Engine Oil Pans
An oil pan is a detachable bowl shaped pan, which is made from thin steel, and is bolted to the bottom of the crankcase. The oil pan holds the oil pump which is responsible for keeping maximum circulation of oil though the engine. When an engine is at rest, the oil pan will gather all the oil as it flows down from the sides of the crankcase.
The bottom of the oil pan has an oil drain plug which can be used to allow old oil out of the system before putting new oil in the system. The plug is secured into the oil pan my being screwed in. This provides for easy access and assembly which is necessary since this plug is token off to do every oil change. These drain plugs usually have a magnet constructed in them, which helps to collect metal fragments from the oil. A washer is common on the drain plug to prevent corrosion and stripping of the threads on the oil pan.

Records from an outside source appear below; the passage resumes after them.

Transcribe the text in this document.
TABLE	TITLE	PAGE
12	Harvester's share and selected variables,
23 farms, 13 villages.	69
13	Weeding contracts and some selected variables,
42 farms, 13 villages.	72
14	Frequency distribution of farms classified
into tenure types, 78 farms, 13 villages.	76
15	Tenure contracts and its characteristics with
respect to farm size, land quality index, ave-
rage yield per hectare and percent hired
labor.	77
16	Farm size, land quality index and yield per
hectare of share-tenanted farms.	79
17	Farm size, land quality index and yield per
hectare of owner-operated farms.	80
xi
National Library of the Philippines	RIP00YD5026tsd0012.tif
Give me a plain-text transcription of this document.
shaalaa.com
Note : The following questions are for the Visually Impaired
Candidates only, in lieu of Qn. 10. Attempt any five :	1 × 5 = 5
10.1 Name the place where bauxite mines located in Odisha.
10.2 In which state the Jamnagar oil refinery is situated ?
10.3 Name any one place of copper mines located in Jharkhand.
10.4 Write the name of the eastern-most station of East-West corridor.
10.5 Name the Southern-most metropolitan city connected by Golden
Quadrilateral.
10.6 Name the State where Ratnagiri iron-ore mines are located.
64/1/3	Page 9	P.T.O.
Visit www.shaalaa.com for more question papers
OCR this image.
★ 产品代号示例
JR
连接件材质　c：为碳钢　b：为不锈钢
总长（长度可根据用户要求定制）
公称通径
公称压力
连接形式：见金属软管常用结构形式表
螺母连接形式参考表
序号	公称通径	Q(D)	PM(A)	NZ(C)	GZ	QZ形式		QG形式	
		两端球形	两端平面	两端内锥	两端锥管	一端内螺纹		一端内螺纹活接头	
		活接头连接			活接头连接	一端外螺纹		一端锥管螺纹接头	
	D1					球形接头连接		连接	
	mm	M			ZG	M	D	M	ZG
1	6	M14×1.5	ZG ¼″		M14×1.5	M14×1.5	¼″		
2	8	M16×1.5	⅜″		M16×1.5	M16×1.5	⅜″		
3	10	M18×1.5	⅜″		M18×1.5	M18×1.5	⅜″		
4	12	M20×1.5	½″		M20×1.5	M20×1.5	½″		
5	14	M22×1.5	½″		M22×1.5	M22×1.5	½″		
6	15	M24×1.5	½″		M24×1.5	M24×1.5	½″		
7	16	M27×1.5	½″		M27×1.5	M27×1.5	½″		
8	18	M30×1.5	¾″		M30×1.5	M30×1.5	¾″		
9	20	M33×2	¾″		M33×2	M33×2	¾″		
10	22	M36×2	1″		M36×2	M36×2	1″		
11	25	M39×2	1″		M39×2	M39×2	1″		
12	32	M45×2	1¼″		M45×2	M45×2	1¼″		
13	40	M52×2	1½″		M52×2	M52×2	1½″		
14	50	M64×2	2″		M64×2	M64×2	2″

Oil pans are one of the most common sources of leaks on a vehicle since it is constantly having oil thrown around in it. Since oil pans are usually made out of thin metal, they should be maintenance with care to prevent any cracks or dings that could start a leak. A common occurrence of leaks on an oil pan occurs when the bolt holes are tightened too much which can cause them to lose their form and stiffness. Oil pans use a gasket in between it and the bottom of the engine block which will create a better seal than if the two metal pieces were just bolted together. This pan is secured to the crankcase using bolts or sometimes even studs. Using a stud is much more preferred because it ensures perfect alignment of the gasket and the oil pan before they are secured into place which will greatly reduce the risk of any leaks that may occur.